Canaery and its collaborators imagine all kinds of uses for its odor-detection system. “Airports and other forms of checkpoints are probably the most obvious use case,” says Travis Massey, a neural interface researcher at Lawrence Livermore. The nose-computer interface could be used to sniff out people entering schools, stadiums, shopping malls, or amusement parks—anyplace where a large number of people are gathering.
Other applications could include detecting invasive species, identifying environmental hazards, or diagnosing diseases. During the Covid-19 pandemic, dogs were trained to successfully sniff out the coronavirus in patient samples of sweat, saliva, and urine. Other diseases, such as cancer and Parkinson’s disease, produce unique odor signatures that can be detected by sniffer dogs. Hotel chains even use dogs to find bed bug infestations.

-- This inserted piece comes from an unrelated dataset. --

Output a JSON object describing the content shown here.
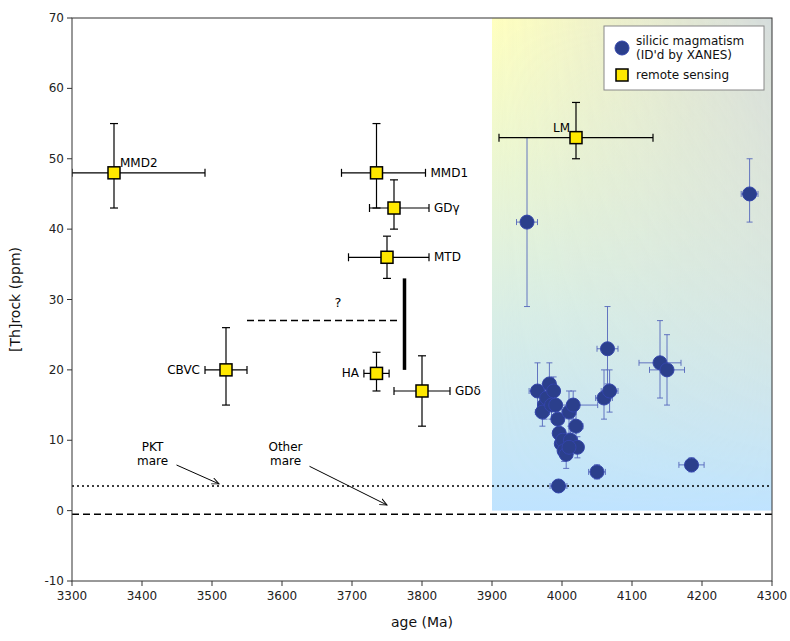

But installing a nose-computer interface in dogs no doubt raises questions about safety and animal welfare. In rats, the array can be inserted into the nose via a minimally invasive procedure. The company is still working out how to implant the device in dogs. At least in rats, the array doesn’t damage tissue or elicit a strong immune response. “We don’t anticipate any longevity issues or chronic issues having an effect on the animal’s quality of life,” Lavella says.
Human brain-computer interfaces involve some amount of risk, but they’re also designed to restore functionality for people with paralysis and treat other medical conditions. Those risks may be acceptable to the people using them. Canaery’s nose-computer interface, however, would be implanted in an otherwise healthy animal. Ultimately, the benefits of the technology will have to be weighed against any potential risks to man’s best friend.